10 women who smashed the glass ceiling
To mark 60 years since the first women took their seats in the House of Lords, we look back at other women who dared to be the first
In October 1958 Baroness Swanborough became the first ever woman to take her seat in the House of Lords. Earlier that year, on 30 April, the passing of the Life Peerages Act allowed women to sit in the House of Lords for the first time.
To mark these dates - and as part of our Vote 100 celebrations - we take a look back at other trailblazing women. At the inventors, adventurers, artists and activists who dared to break the boundaries. And while we might not all be able to climb Everest or go into space, their words, feats and fearlessness can still inspire each of us to reach our own goals. Whatever they are.
Why not use the list to start a discussion with girls and young women about what they’d like to be the first to do?
First computer programmer
I believe myself to possess a most singular combination of qualities exactly fitted to make me pre-eminently a discoverer of the hidden realities of nature. - Ada Lovelace
English mathematician Ada Lovelace wasn’t just the first woman to publish a computer algorithim, she was the first person to do it full stop. Way back in 1840 she wrote what is considered the first algorithm designed for a computing machine. Now that’s what I call a trailblazer.

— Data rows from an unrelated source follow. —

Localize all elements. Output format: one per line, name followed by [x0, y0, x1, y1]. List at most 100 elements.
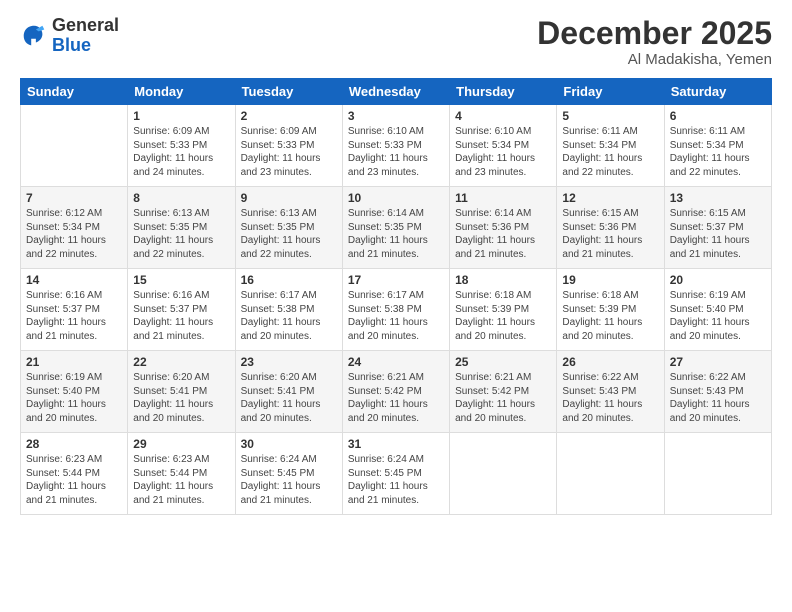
day-number: 21 — [26, 355, 122, 369]
day-info: Sunrise: 6:13 AM Sunset: 5:35 PM Dayligh… — [241, 207, 337, 261]
calendar-cell: 13 Sunrise: 6:15 AM Sunset: 5:37 PM Dayli… — [664, 187, 771, 269]
calendar-cell: 3 Sunrise: 6:10 AM Sunset: 5:33 PM Daylig… — [342, 105, 449, 187]
day-number: 30 — [241, 437, 337, 451]
day-number: 17 — [348, 273, 444, 287]
day-number: 4 — [455, 109, 551, 123]
day-info: Sunrise: 6:22 AM Sunset: 5:43 PM Dayligh… — [562, 371, 658, 425]
day-info: Sunrise: 6:20 AM Sunset: 5:41 PM Dayligh… — [133, 371, 229, 425]
calendar-cell: 20 Sunrise: 6:19 AM Sunset: 5:40 PM Dayli… — [664, 269, 771, 351]
calendar-week-row: 14 Sunrise: 6:16 AM Sunset: 5:37 PM Dayli… — [21, 269, 772, 351]
day-info: Sunrise: 6:18 AM Sunset: 5:39 PM Dayligh… — [455, 289, 551, 343]
calendar-cell: 22 Sunrise: 6:20 AM Sunset: 5:41 PM Dayli… — [128, 351, 235, 433]
day-number: 27 — [670, 355, 766, 369]
calendar-week-row: 1 Sunrise: 6:09 AM Sunset: 5:33 PM Daylig… — [21, 105, 772, 187]
day-number: 18 — [455, 273, 551, 287]
day-number: 13 — [670, 191, 766, 205]
day-number: 5 — [562, 109, 658, 123]
day-number: 12 — [562, 191, 658, 205]
calendar-week-row: 21 Sunrise: 6:19 AM Sunset: 5:40 PM Dayli… — [21, 351, 772, 433]
day-info: Sunrise: 6:21 AM Sunset: 5:42 PM Dayligh… — [348, 371, 444, 425]
day-info: Sunrise: 6:09 AM Sunset: 5:33 PM Dayligh… — [133, 125, 229, 179]
day-info: Sunrise: 6:10 AM Sunset: 5:33 PM Dayligh… — [348, 125, 444, 179]
day-number: 24 — [348, 355, 444, 369]
calendar-cell: 23Sunrise: 6:20 AM Sunset: 5:41 PM Dayli… — [235, 351, 342, 433]
calendar-cell — [664, 433, 771, 515]
calendar-cell — [557, 433, 664, 515]
calendar-cell: 27Sunrise: 6:22 AM Sunset: 5:43 PM Dayli… — [664, 351, 771, 433]
title-block: December 2025 Al Madakisha, Yemen — [537, 16, 772, 68]
day-number: 11 — [455, 191, 551, 205]
calendar-cell: 15Sunrise: 6:16 AM Sunset: 5:37 PM Dayli… — [128, 269, 235, 351]
day-info: Sunrise: 6:16 AM Sunset: 5:37 PM Dayligh… — [26, 289, 122, 343]
calendar-cell — [450, 433, 557, 515]
day-number: 2 — [241, 109, 337, 123]
calendar-cell: 1 Sunrise: 6:09 AM Sunset: 5:33 PM Daylig… — [128, 105, 235, 187]
day-info: Sunrise: 6:15 AM Sunset: 5:37 PM Dayligh… — [670, 207, 766, 261]
page: General Blue December 2025 Al Madakisha,… — [0, 0, 792, 612]
calendar-cell: 6Sunrise: 6:11 AM Sunset: 5:34 PM Daylig… — [664, 105, 771, 187]
logo-icon — [20, 22, 48, 50]
calendar-cell: 2 Sunrise: 6:09 AM Sunset: 5:33 PM Daylig… — [235, 105, 342, 187]
calendar-cell: 29 Sunrise: 6:23 AM Sunset: 5:44 PM Dayli… — [128, 433, 235, 515]
calendar-cell: 9 Sunrise: 6:13 AM Sunset: 5:35 PM Daylig… — [235, 187, 342, 269]
calendar-cell: 17 Sunrise: 6:17 AM Sunset: 5:38 PM Dayli… — [342, 269, 449, 351]
day-number: 6 — [670, 109, 766, 123]
day-info: Sunrise: 6:24 AM Sunset: 5:45 PM Dayligh… — [241, 453, 337, 507]
day-number: 20 — [670, 273, 766, 287]
calendar-cell: 10 Sunrise: 6:14 AM Sunset: 5:35 PM Dayli… — [342, 187, 449, 269]
day-info: Sunrise: 6:13 AM Sunset: 5:35 PM Dayligh… — [133, 207, 229, 261]
calendar-week-row: 28Sunrise: 6:23 AM Sunset: 5:44 PM Dayli… — [21, 433, 772, 515]
calendar-cell: 21 Sunrise: 6:19 AM Sunset: 5:40 PM Dayli… — [21, 351, 128, 433]
day-info: Sunrise: 6:23 AM Sunset: 5:44 PM Dayligh… — [26, 453, 122, 507]
column-header-friday: Friday — [557, 79, 664, 105]
day-info: Sunrise: 6:24 AM Sunset: 5:45 PM Dayligh… — [348, 453, 444, 507]
calendar-cell: 5 Sunrise: 6:11 AM Sunset: 5:34 PM Daylig… — [557, 105, 664, 187]
calendar-cell: 4 Sunrise: 6:10 AM Sunset: 5:34 PM Daylig… — [450, 105, 557, 187]
column-header-tuesday: Tuesday — [235, 79, 342, 105]
day-number: 7 — [26, 191, 122, 205]
day-number: 10 — [348, 191, 444, 205]
day-info: Sunrise: 6:10 AM Sunset: 5:34 PM Dayligh… — [455, 125, 551, 179]
day-info: Sunrise: 6:15 AM Sunset: 5:36 PM Dayligh… — [562, 207, 658, 261]
day-number: 25 — [455, 355, 551, 369]
calendar-cell: 30 Sunrise: 6:24 AM Sunset: 5:45 PM Dayli… — [235, 433, 342, 515]
day-info: Sunrise: 6:17 AM Sunset: 5:38 PM Dayligh… — [348, 289, 444, 343]
calendar-cell: 26 Sunrise: 6:22 AM Sunset: 5:43 PM Dayli… — [557, 351, 664, 433]
day-number: 14 — [26, 273, 122, 287]
column-header-sunday: Sunday — [21, 79, 128, 105]
day-info: Sunrise: 6:11 AM Sunset: 5:34 PM Dayligh… — [562, 125, 658, 179]
day-info: Sunrise: 6:19 AM Sunset: 5:40 PM Dayligh… — [26, 371, 122, 425]
day-info: Sunrise: 6:18 AM Sunset: 5:39 PM Dayligh… — [562, 289, 658, 343]
day-number: 31 — [348, 437, 444, 451]
column-header-saturday: Saturday — [664, 79, 771, 105]
calendar-cell: 11Sunrise: 6:14 AM Sunset: 5:36 PM Dayli… — [450, 187, 557, 269]
logo-text: General Blue — [52, 16, 119, 56]
header: General Blue December 2025 Al Madakisha,… — [20, 16, 772, 68]
day-number: 3 — [348, 109, 444, 123]
day-info: Sunrise: 6:14 AM Sunset: 5:35 PM Dayligh… — [348, 207, 444, 261]
day-info: Sunrise: 6:12 AM Sunset: 5:34 PM Dayligh… — [26, 207, 122, 261]
day-number: 8 — [133, 191, 229, 205]
day-info: Sunrise: 6:23 AM Sunset: 5:44 PM Dayligh… — [133, 453, 229, 507]
calendar-header-row: SundayMondayTuesdayWednesdayThursdayFrid… — [21, 79, 772, 105]
calendar-table: SundayMondayTuesdayWednesdayThursdayFrid… — [20, 78, 772, 515]
calendar-cell: 25Sunrise: 6:21 AM Sunset: 5:42 PM Dayli… — [450, 351, 557, 433]
calendar-cell: 12 Sunrise: 6:15 AM Sunset: 5:36 PM Dayli… — [557, 187, 664, 269]
day-info: Sunrise: 6:17 AM Sunset: 5:38 PM Dayligh… — [241, 289, 337, 343]
column-header-wednesday: Wednesday — [342, 79, 449, 105]
day-info: Sunrise: 6:19 AM Sunset: 5:40 PM Dayligh… — [670, 289, 766, 343]
day-number: 22 — [133, 355, 229, 369]
day-number: 1 — [133, 109, 229, 123]
day-info: Sunrise: 6:09 AM Sunset: 5:33 PM Dayligh… — [241, 125, 337, 179]
day-number: 26 — [562, 355, 658, 369]
calendar-cell: 28Sunrise: 6:23 AM Sunset: 5:44 PM Dayli… — [21, 433, 128, 515]
location: Al Madakisha, Yemen — [537, 51, 772, 68]
calendar-cell: 31 Sunrise: 6:24 AM Sunset: 5:45 PM Dayli… — [342, 433, 449, 515]
day-number: 16 — [241, 273, 337, 287]
day-number: 23 — [241, 355, 337, 369]
logo: General Blue — [20, 16, 119, 56]
day-number: 29 — [133, 437, 229, 451]
calendar-cell: 24 Sunrise: 6:21 AM Sunset: 5:42 PM Dayli… — [342, 351, 449, 433]
day-number: 9 — [241, 191, 337, 205]
calendar-cell: 7 Sunrise: 6:12 AM Sunset: 5:34 PM Daylig… — [21, 187, 128, 269]
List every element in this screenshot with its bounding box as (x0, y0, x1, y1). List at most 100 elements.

First woman to swim across the English channel
People said women couldn’t swim the Channel, but I proved they could. -Gertrude Ederle
On 6 August 1926, “Queen of the Waves” Gertrude Ederle became the first woman to swim across the English Channel in 14 hours and 34 minutes. And all while wearing motorcycle goggles to protect her eyes.
First woman to win a Grammy
Just don’t give up trying to do what you want to do. Where there is love and inspiration, I don’t think you can go wrong. - Ella Fitzgerald
Jazz singer Ella Fitzgerald made history as the first woman to win a Grammy at the first Grammy awards in 1958. She would go on to win a whopping 13 in total.
First woman to run the Boston marathon with a race number
All you need is the courage to believe in yourself and put one foot in front of the other. - Kathrine Switzer
Women weren't officially allowed to run the Boston Marathon until 1972. Kathrine Switzer did it in 1967 though. When she entered, officials didn't spot that she was a woman because she used her initials K.V on the entry form rather than her full name. On race day, official Jock Semple tried to stop Switzer but she went on to complete the race. Her number from that day – 261 – has gone on to become a symbol for women in sports. It also inspired the name of the non-profit organisation she founded - 261 Fearless - which empowers and unites women through running.
First woman to climb Everest
There was never a question in my mind that I wanted to climb that mountain, no matter what other people said. - Junko Tabei
In 1975 Junko Tabei became the first woman to reach the summit of Mount Everest, and the first woman to ascend all Seven Summits by climbing the highest peak on every single continent.
First British person in space
You can’t imagine how deep the colour is. And the detail: you can see continents, but also the wake of a ship. There was a window where I slept, and waking up to the world right outside…wonderful! - Helen Sharman
Did you know the first British person in space was a woman? Astronaut Helen Sharman blasted Britain into space when she flew to the Mir space station in 1991. At just 27, she was also one of the youngest ever people to go into space.
First black woman to sit in the House of Lords
Life is all about learning and I want to be learning every single day. It’s important to look forward, take risks and learn from the things that didn’t go right before. - Baronness Amos
In 1997 Baroness Valerie Amos took her seat in the House of Lords. She was jointly the first black woman to do so. It wasn’t the last first for her though. In 2003 she became the first woman from an African-Caribbean background to be appointed to the British Cabinet. And in 2015 she became the first black woman to lead a UK university when she became head of SOAS. It was a fact that she was "astounded" by as she highlighted that "the number of black professors is incredibly low. It's a cause for huge concern and must be a priority area for action."
First female Poet Laureate of UK
Poets sing our human music for us. - Carol Ann Duffy
In 2009 Carol Ann Duffy became the first woman to be Poet Laureate of the UK, nearly 400 years since the role began.
First female artistic director of Vienna orchestra
I’m very honoured to be the first, but I’m also rather shocked that we can be in this year, in this century and there can still be firsts for women. - Marin Alsop
It wasn't until 2018 that the Vienna orchestra appointed it's first female artistic director since it was founded in 1842. Marin Alsop was pleased but shocked to be the first.
First statue of a woman in Parliament Square
Courage calls to courage everywhere. - Millicent Fawcett
Earlier this year, on 24 April 2018, the first statue of a woman in Parliament Square was unveiled. The statue of suffragist Millicent Fawcett by artist Gillian Wearing is the result of a two year campaign for female representation in the area. Fawcett joins 11 statues of men in the Square.